Busqué una imagen de un Nokia de finales de los noventa; pero, por más que la
observaba, los números no me cuadraban. Finalmente decidí hacer lo más
sencillo: trazar un arco a partir de la tecla en cuestión (como podéis ver en
las fotografías de más abajo). Así me salían siete posiciones que, descartando a los ángeles
acompañantes, corresponderían a las seis santas, con Cristo en el centro. Por
lo tanto, la número uno debía ser Santa Margarita de Antioquía.
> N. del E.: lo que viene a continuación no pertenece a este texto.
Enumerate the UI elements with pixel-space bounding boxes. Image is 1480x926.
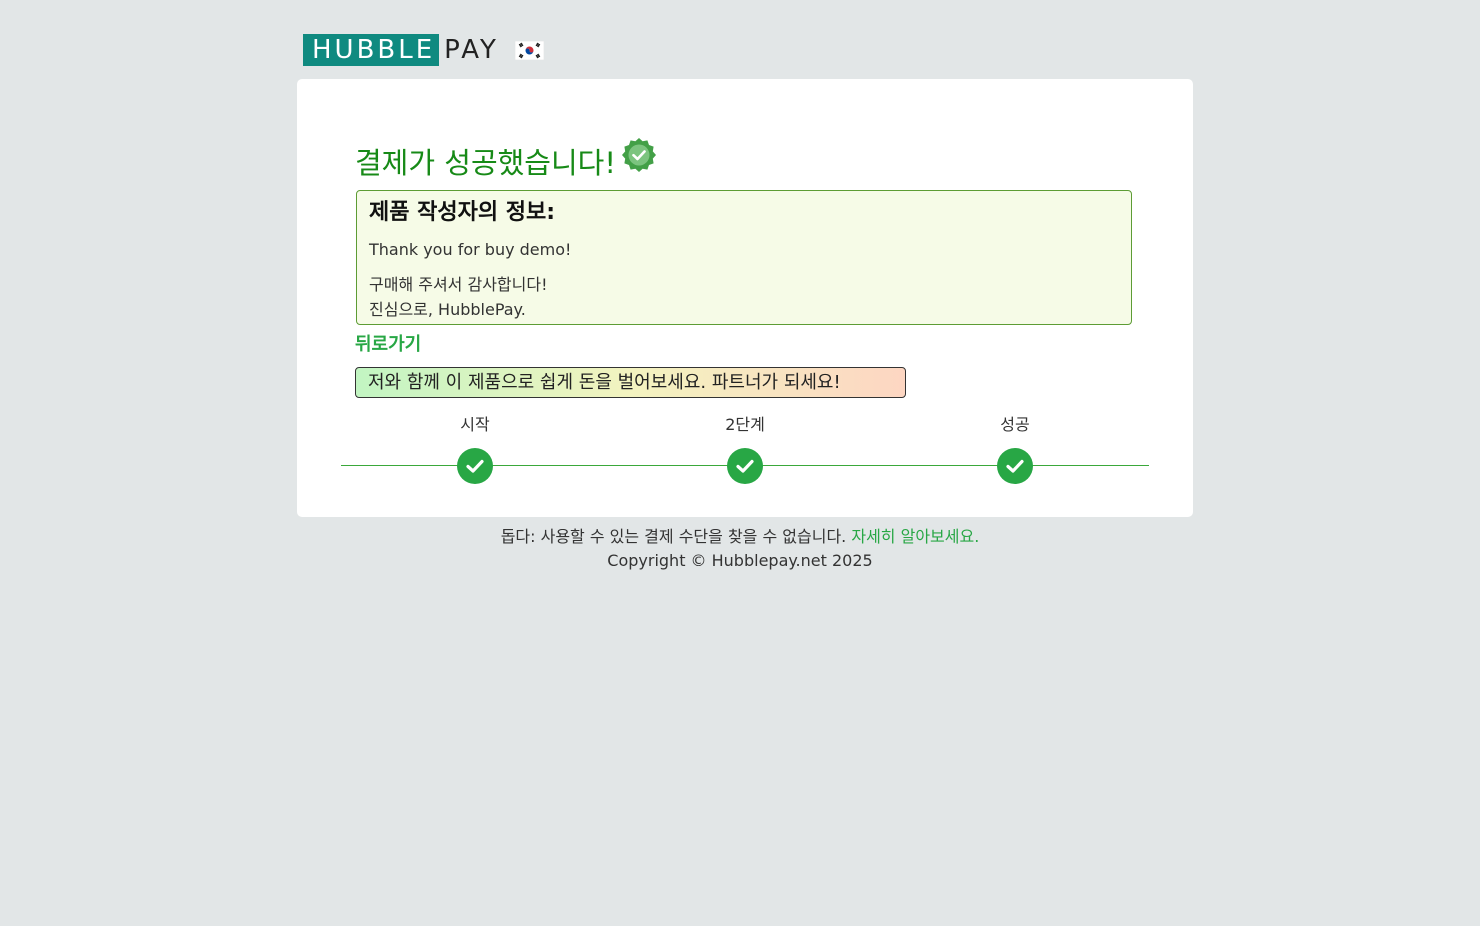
progress-steps: 시작 2단계 성공 [341, 409, 1149, 489]
verified-badge-icon [621, 138, 656, 172]
learn-more-link[interactable]: 자세히 알아보세요. [851, 527, 979, 546]
page-title: 결제가 성공했습니다! [355, 146, 616, 180]
step-success: 성공 [955, 409, 1075, 484]
footer-help-text: 돕다: 사용할 수 있는 결제 수단을 찾을 수 없습니다. [500, 527, 847, 546]
step-label: 2단계 [725, 415, 765, 434]
info-message-en: Thank you for buy demo! [369, 240, 572, 259]
author-info-box: 제품 작성자의 정보: Thank you for buy demo! 구매해 … [356, 190, 1132, 325]
partner-promo-banner[interactable]: 저와 함께 이 제품으로 쉽게 돈을 벌어보세요. 파트너가 되세요! [355, 367, 906, 398]
step-two: 2단계 [685, 409, 805, 484]
info-signature: 진심으로, HubblePay. [369, 300, 526, 319]
copyright-text: Copyright © Hubblepay.net 2025 [607, 551, 873, 570]
footer-help: 돕다: 사용할 수 있는 결제 수단을 찾을 수 없습니다. 자세히 알아보세요… [0, 524, 1480, 550]
step-label: 성공 [1000, 415, 1030, 434]
info-heading: 제품 작성자의 정보: [369, 200, 556, 225]
step-start: 시작 [415, 409, 535, 484]
check-circle-icon [457, 448, 493, 484]
korea-flag-icon[interactable] [514, 40, 544, 60]
check-circle-icon [727, 448, 763, 484]
check-circle-icon [997, 448, 1033, 484]
step-label: 시작 [460, 415, 490, 434]
back-link[interactable]: 뒤로가기 [355, 331, 421, 359]
title-row: 결제가 성공했습니다! [355, 135, 658, 191]
payment-result-card: 결제가 성공했습니다! 제품 작성자의 정보: Thank you for bu… [297, 79, 1193, 517]
logo-left-text: HUBBLE [303, 34, 440, 66]
logo-right-text: PAY [444, 35, 499, 65]
hubblepay-logo[interactable]: HUBBLE PAY [303, 34, 499, 66]
footer: 돕다: 사용할 수 있는 결제 수단을 찾을 수 없습니다. 자세히 알아보세요… [0, 524, 1480, 572]
info-message-ko: 구매해 주셔서 감사합니다! [369, 275, 548, 294]
header: HUBBLE PAY [303, 34, 544, 66]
No le di más vueltas y me centré en leer todo lo que pude sobre la mujer elegida. Tenía que estar lo más preparado posible ante cualquier pregunta que pudiera plantearme. Al final me venció el sueño cuando las primeras luces del día hacían su aparición.
Llegó
la hora y me presenté a la cita. Estaba cagado de miedo, pero también decidido
a no parecerlo (si es que se podía engañar a una santa, que eso es potra cosa).
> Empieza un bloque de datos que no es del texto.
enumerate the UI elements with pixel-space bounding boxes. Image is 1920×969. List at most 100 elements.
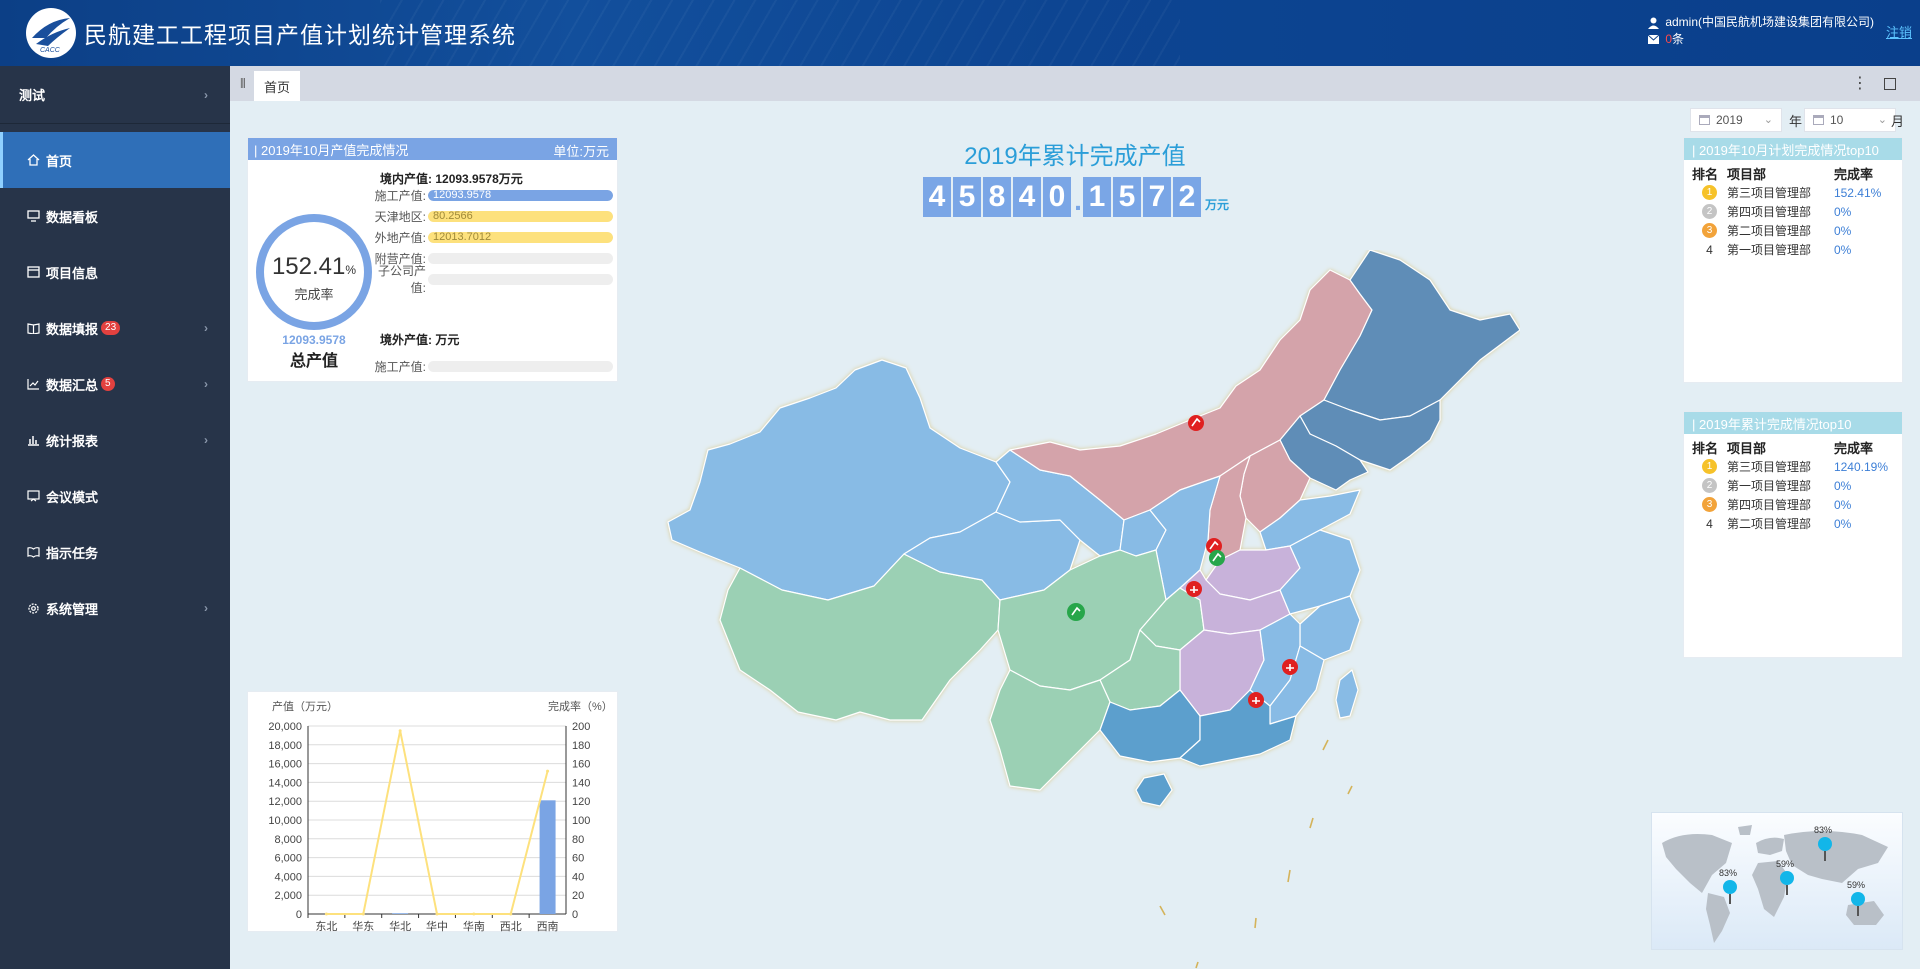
medal-icon: 2 [1702,478,1717,493]
pin-label: 59% [1847,880,1866,890]
line-point [361,912,365,916]
sidebar-item-home[interactable]: 首页 [0,132,230,188]
y2-tick-label: 120 [572,796,590,808]
gear-icon [24,602,42,615]
bar-label: 天津地区: [374,209,426,224]
more-icon[interactable]: ⋮ [1852,73,1868,93]
home-icon [24,154,42,166]
counter-digit: 0 [1043,177,1071,217]
x-tick-label: 华北 [389,919,411,933]
completion-rate: 0% [1833,516,1852,531]
map-pin[interactable]: 59% [1847,880,1865,916]
completion-rate: 0% [1833,204,1852,219]
tab-home[interactable]: 首页 [254,71,300,101]
project-marker-red[interactable] [1282,659,1298,675]
dept-name: 第二项目管理部 [1727,517,1812,531]
sidebar-item-dashboard[interactable]: 数据看板 [0,188,230,244]
y2-tick-label: 0 [572,909,578,921]
region-hainan[interactable] [1135,773,1173,807]
sidebar-item-label: 数据看板 [46,209,99,225]
counter-digit: 8 [983,177,1011,217]
book-open-icon [24,546,42,558]
book-icon [24,322,42,334]
sidebar-toggle-icon[interactable]: ⦀ [240,76,246,92]
month-select[interactable]: 10 ⌄ [1804,108,1896,132]
y2-tick-label: 200 [572,721,590,733]
table-row: 2 第一项目管理部 0% [1684,476,1902,495]
completion-rate-line [326,730,549,915]
sidebar-item-label: 指示任务 [46,545,99,561]
dept-name: 第四项目管理部 [1727,205,1812,219]
pin-label: 83% [1814,825,1833,835]
sidebar-item-system[interactable]: 系统管理 › [0,580,230,636]
logout-link[interactable]: 注销 [1886,22,1912,41]
project-marker-green[interactable] [1209,550,1225,566]
sidebar-item-data-summary[interactable]: 数据汇总 5 › [0,356,230,412]
logo: CACC [26,8,76,58]
notification-badge: 5 [101,377,115,391]
project-marker-green[interactable] [1067,603,1085,621]
sidebar-item-label: 测试 [19,88,46,103]
y-tick-label: 8,000 [274,834,302,846]
completion-rate: 0% [1833,223,1852,238]
sidebar-item-label: 会议模式 [46,489,99,505]
year-label: 年 [1789,114,1803,129]
sidebar-item-data-entry[interactable]: 数据填报 23 › [0,300,230,356]
bar-value: 12013.7012 [433,231,492,243]
region-taiwan[interactable] [1335,669,1359,719]
sidebar-item-meeting[interactable]: 会议模式 [0,468,230,524]
chevron-right-icon: › [204,433,208,447]
x-tick-label: 华东 [352,919,374,933]
chevron-right-icon: › [204,87,208,102]
total-label: 总产值 [289,353,338,370]
sidebar-item-test[interactable]: 测试 › [0,66,230,124]
decimal-point: . [1074,185,1082,216]
completion-rate: 0% [1833,242,1852,257]
bar-value: 80.2566 [433,210,473,222]
line-point [509,912,513,916]
counter-digit: 7 [1143,177,1171,217]
user-info: admin(中国民航机场建设集团有限公司) 0条 [1648,14,1874,48]
bar-label: 子公司产值: [377,264,426,295]
sidebar-item-tasks[interactable]: 指示任务 [0,524,230,580]
bar-track [428,252,613,264]
ranking-table: 1 第三项目管理部 1240.19% 2 第一项目管理部 0% 3 第四项目管理部 0% 4 第二项… [1684,457,1902,533]
mail-icon [1648,35,1660,44]
project-marker-red[interactable] [1248,692,1264,708]
svg-text:CACC: CACC [40,47,61,54]
output-bar-row: 子公司产值: [368,264,613,295]
calendar-icon [1699,115,1710,125]
project-marker-red[interactable] [1188,415,1204,431]
table-header: 排名 项目部 完成率 [1692,441,1873,456]
map-pin[interactable]: 83% [1814,825,1832,861]
y2-tick-label: 160 [572,759,590,771]
y-tick-label: 16,000 [268,759,302,771]
fullscreen-icon[interactable] [1884,78,1896,90]
window-icon [24,266,42,278]
x-tick-label: 华南 [463,919,485,933]
sidebar-item-label: 首页 [46,153,73,169]
message-count: 0 [1665,32,1672,46]
line-point [324,912,328,916]
pin-icon [1723,880,1737,894]
sidebar-item-reports[interactable]: 统计报表 › [0,412,230,468]
line-chart-icon [24,378,42,390]
chart-bar [392,913,409,914]
map-pin[interactable]: 83% [1719,868,1737,904]
completion-rate-label: 完成率 [294,287,334,302]
project-marker-red[interactable] [1186,581,1202,597]
world-map-panel: 83% 59% 83% 59% [1651,812,1903,950]
plan-top10-panel: | 2019年10月计划完成情况top10 排名 项目部 完成率 1 第三项目管理… [1683,137,1903,383]
y2-axis-title: 完成率（%） [548,699,613,713]
chevron-down-icon: ⌄ [1877,114,1887,126]
sidebar-item-project-info[interactable]: 项目信息 [0,244,230,300]
region-chart-panel: 产值（万元） 完成率（%） 0 2,000 4,000 6,000 8,000 10,000 1… [247,691,618,933]
y-tick-label: 2,000 [274,890,302,902]
messages[interactable]: 0条 [1648,31,1874,48]
y-tick-label: 12,000 [268,796,302,808]
year-select[interactable]: 2019 ⌄ [1690,108,1782,132]
y2-tick-label: 60 [572,853,584,865]
map-pin[interactable]: 59% [1776,859,1794,895]
y-axis-title: 产值（万元） [272,699,338,713]
region-yunnan[interactable] [989,669,1111,791]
Toqué la tecla con más firmeza que nunca. No contestó nadie. Al cabo de unos interminables
segundos escuché una voz a mi espalda.
—Estoy
aquí.
No
la veía, pero la sentía cerca, así que salí del foso y entonces apareció ante
mis ojos. Estaba sentada al final de la Cuesta de la Catedral, junto al Palacio
Episcopal. Vestía ropa rara, supongo que de su época (siglos III y IV) y era de
una gran belleza.
—La
verdad es que tenía muchas ganas de visitar esta hermosa tierra. Yo, al igual
que vuestros santos, también fui decapitada.
—¡Santa
Margarita! —exclamé.
La
mujer asintió con dulzura.
—Me
hicieron sufrir mucho antes de que me mataran. No sabes bien lo que fue vivir
en aquellos años de persecución de los cristianos. Ahora no estáis nada mal y
encima os quejáis continuamente.
Estaba
embelesado escuchando a la santa cuando, de repente, se oyó un rugido
espantoso. Provenía del río y allí dirigí la mirada. Ella ni se inmutó. Me miró
y sonrió.
—¿Qué
ha sido eso? —pregunté.
—Ponte
a cubierto si no quieres morir. Es un dragón. Yo ya estoy cansada de luchar
contra él.
Y
allá que venía el bicho gigante, echando más fuego por la boca que yo cuando
como alegrías.
—¡Joder,
qué mascotas teníais en aquel siglo! —acerté a decir.
Intenté
correr, pero no pude. Así que me volví a bajar al foso, junto a la puerta,
rezando con todas mis fuerzas a mis Santos, a Cristo y a la Virgen, y
olvidándome de santas extrañas y completamente locas. Al no lograr esconderme,
traté de traspasar la puerta concentrando todo el poder de mi mente, pero nada.
Dejé de escuchar el terrorífico rugido del dragón justo en el momento que me tocaban
el hombro.
—¿Quiere
hacer usted el favor de dejar de pegar cabezazos a la puerta? Se va a romper la
crisma. Es la cuarta vez que le veo merodeando por aquí. La próxima llamaré a
la policía.
Mi
cara debía denotar una mezcla de asombro y bochorno a partes iguales. Miré a
todos los lados como buscando algo. Finalmente agaché la cabeza y me despedí de
don Ángel Ortega, pidiéndole disculpas por lo sucedido. Comencé a subir la
cuesta de la Catedral y la cuesta de mi extraña vida.